Shifts between rows in $R_{h=2}$ and $R_{h=4}$ $$=\left( \begin{array}{cccccccccccc} 1 & 0 & 0 & 0 & 0 & 0 & 0 & 0 & 0 & 0 & 0 & 0 \\ 1 & 1 & 0 & 0 & 0 & 0 & 0 & 0 & 0 & 0 & 0 & 0 \\ 2 & 0 & 1 & 0 & 0 & 0 & 0 & 0 & 0 & 0 & 0 & 0 \\ 1 & 1 & 0 & 1 & 0 & 0 & 0 & 0 & 0 & 0 & 0 & 0 \\ 4 & 0 & 0 & 0 & 1 & 0 & 0 & 0 & 0 & 0 & 0 & 0 \\ 5 & 5 & 1 & 0 & 0 & 1 & 0 & 0 & 0 & 0 & 0 & 0 \\ 6 & 0 & 0 & 0 & 0 & 0 & 1 & 0 & 0 & 0 & 0 & 0 \\ 1 & 1 & 0 & 1 & 0 & 0 & 0 & 1 & 0 & 0 & 0 & 0 \\ 2 & 0 & 3 & 0 & 0 & 0 & 0 & 0 & 1 & 0 & 0 & 0 \\ 9 & 9 & 0 & 0 & 1 & 0 & 0 & 0 & 0 & 1 & 0 & 0 \\ 10 & 0 & 0 & 0 & 0 & 0 & 0 & 0 & 0 & 0 & 1 & 0 \\ 5 & 2 & 1 & 5 & 0 & 1 & 0 & 0 & 0 & 0 & 0 & 1 \end{array} \right)$$

Answer 1

Yes - conjecturally.

A special case of the Hardy-Littlewood prime-tuple conjecture states that, for any even $\Delta$, $$\lim_{x \to \infty} \frac{\sum_{1 \le n\le x} \Lambda(n)\Lambda(n+\Delta)}{x} =C(\Delta),$$ where $$C(\Delta) = \prod_{p \text{ a prime}} \frac{1-\frac{| \{0 \mod p,\, \Delta \mod p\}|}{p}}{(1-\frac{1}{p})^2} = 2 \prod_{p \text{ an odd prime}} \frac{1-\frac{2}{p}}{(1-\frac{1}{p})^2} \prod_{p \text{ an odd prime dividing }\Delta} \frac{1-\frac{1}{p}}{1-\frac{2}{p}}.$$

As can be seen from the definition, $C(\Delta)$ only depends on the set of primes dividing $\Delta$ (one can rephrase that by saying that $C(\Delta)$ is a function of the radical of $\Delta$).

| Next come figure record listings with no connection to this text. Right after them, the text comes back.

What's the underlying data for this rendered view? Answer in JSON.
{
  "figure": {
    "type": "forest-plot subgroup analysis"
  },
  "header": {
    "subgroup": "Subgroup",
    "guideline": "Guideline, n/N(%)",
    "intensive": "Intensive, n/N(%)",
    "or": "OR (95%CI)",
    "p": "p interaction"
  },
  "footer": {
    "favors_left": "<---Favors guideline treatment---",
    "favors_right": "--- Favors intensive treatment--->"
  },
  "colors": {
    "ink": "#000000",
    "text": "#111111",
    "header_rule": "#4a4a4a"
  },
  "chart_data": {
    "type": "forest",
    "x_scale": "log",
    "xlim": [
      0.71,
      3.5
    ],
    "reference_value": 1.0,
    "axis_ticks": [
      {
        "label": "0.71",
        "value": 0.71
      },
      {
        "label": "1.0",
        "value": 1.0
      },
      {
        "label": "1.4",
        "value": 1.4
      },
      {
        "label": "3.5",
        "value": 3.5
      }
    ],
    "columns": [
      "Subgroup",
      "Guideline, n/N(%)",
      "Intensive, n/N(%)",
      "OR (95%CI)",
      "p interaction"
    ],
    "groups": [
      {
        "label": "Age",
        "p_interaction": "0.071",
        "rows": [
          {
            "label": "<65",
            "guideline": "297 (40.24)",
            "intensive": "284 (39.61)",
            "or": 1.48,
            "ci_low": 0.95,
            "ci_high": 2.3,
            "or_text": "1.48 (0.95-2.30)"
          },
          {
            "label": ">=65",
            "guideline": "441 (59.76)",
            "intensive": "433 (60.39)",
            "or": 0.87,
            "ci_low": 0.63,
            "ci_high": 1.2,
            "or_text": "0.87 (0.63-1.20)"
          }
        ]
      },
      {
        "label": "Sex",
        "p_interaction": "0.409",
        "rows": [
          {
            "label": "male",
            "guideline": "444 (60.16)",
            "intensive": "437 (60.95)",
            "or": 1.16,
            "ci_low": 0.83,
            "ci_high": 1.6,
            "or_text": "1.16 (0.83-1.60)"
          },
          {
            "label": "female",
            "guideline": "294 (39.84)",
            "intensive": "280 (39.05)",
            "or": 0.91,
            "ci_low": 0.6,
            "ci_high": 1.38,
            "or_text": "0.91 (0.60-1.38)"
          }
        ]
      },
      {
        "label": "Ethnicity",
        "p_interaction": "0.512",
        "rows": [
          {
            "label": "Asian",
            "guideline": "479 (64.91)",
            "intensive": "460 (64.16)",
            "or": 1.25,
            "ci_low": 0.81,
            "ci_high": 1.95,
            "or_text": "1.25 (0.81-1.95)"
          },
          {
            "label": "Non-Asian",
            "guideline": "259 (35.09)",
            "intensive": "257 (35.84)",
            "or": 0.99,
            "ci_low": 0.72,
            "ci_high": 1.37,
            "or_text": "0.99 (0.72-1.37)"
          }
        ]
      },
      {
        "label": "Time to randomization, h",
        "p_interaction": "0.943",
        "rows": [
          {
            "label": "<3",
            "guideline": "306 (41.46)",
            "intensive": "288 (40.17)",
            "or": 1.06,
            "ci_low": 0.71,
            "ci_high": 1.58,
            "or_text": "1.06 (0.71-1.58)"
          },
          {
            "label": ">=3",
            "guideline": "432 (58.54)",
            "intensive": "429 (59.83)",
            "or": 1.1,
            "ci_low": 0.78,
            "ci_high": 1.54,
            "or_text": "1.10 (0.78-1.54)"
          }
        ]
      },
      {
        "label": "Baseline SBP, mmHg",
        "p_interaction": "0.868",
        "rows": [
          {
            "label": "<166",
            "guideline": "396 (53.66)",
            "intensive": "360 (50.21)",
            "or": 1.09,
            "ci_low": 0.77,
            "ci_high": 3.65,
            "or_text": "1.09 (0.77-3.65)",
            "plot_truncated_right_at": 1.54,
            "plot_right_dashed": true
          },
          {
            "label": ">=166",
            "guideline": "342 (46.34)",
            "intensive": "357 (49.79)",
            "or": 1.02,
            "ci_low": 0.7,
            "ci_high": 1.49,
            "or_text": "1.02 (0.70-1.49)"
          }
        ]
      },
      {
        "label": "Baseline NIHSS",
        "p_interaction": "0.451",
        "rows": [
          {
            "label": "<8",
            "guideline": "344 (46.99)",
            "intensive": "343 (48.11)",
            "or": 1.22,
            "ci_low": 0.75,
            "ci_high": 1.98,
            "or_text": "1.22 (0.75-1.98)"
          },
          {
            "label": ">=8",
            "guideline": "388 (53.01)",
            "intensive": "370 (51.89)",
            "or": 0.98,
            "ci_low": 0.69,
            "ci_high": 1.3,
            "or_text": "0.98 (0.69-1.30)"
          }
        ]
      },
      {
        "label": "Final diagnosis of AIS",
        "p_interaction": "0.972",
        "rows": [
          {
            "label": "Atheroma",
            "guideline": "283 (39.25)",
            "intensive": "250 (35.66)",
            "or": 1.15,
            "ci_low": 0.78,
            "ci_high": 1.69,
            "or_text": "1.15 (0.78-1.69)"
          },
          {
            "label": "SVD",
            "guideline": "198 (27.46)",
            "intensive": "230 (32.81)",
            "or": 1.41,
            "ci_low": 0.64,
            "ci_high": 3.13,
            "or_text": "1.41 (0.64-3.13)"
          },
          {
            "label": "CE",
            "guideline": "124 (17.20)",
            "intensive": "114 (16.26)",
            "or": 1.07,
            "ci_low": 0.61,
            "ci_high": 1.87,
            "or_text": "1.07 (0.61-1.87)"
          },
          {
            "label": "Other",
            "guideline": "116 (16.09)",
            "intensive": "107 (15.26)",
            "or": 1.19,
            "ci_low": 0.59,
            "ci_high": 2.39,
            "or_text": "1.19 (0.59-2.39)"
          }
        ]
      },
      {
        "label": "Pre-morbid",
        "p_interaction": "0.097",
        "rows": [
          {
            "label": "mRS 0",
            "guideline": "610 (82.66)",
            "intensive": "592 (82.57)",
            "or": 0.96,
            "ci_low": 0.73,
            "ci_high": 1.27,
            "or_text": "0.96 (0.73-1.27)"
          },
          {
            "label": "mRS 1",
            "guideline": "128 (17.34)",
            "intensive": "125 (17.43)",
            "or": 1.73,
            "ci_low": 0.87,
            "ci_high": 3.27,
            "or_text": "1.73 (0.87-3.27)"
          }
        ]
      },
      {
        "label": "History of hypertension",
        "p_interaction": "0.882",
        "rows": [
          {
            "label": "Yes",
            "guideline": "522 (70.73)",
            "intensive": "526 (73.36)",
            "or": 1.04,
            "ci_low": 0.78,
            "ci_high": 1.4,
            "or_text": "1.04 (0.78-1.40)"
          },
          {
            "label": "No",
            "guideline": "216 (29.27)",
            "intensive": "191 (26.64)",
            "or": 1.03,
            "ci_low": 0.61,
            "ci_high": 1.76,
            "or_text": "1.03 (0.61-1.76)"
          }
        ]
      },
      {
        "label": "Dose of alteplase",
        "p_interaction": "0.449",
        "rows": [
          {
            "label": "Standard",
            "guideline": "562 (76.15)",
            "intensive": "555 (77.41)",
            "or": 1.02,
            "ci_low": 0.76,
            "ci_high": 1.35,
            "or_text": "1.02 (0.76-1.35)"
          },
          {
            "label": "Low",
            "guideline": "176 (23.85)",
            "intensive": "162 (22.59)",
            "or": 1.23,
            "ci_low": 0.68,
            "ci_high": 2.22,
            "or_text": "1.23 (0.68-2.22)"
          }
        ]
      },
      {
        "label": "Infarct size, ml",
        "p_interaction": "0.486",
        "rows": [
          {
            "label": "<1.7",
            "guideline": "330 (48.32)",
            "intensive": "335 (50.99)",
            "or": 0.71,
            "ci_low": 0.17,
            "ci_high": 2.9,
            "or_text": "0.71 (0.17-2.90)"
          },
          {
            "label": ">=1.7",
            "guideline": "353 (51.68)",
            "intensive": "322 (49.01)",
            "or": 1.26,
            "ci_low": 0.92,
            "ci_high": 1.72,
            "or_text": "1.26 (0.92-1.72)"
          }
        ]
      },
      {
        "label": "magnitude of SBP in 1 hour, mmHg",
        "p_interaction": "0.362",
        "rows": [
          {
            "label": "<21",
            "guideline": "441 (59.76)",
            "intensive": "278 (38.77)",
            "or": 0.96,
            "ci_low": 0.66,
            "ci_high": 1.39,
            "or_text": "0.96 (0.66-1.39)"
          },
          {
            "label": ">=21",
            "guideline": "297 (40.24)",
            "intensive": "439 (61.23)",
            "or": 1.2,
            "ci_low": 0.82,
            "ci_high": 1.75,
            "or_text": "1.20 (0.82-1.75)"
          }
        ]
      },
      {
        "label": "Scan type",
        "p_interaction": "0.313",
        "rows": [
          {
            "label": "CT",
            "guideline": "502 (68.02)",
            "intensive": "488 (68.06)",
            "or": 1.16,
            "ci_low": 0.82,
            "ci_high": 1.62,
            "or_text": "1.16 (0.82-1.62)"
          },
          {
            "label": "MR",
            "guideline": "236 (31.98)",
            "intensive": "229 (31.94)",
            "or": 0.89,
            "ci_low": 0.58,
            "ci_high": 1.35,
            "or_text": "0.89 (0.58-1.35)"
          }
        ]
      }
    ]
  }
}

In particular, it does not depend on the multiplicities of the primes in the factorization of $\Delta$. An immediate consequence is that $C(h^i)=C(h)$ for any $i\ge 1$ and any nonzero $h$.

---

Some remarks:

1. Although the Hardy-Littlewood prime-tuple conjecture is completely open, it is known (by sieve theory) that $$\frac{\sum_{1 \le n\le x} \Lambda(n)\Lambda(n+\Delta)}{x} \le 4C(\Delta) (1+o(1)).$$
2. There are some arithmetic functions $\alpha$ for which the mean value $C_{\alpha}(\Delta):=\lim_{x \to \infty} \frac{\sum_{1 \le n\le x} \alpha(n)\alpha(n+\Delta)}{x}$ depends in a more complicated on the prime factorization of $\Delta$ - for instance, the function $r(n)=|\{ (a,b) \in \mathbb{Z}^2: n=a^2+b^2 \}|$.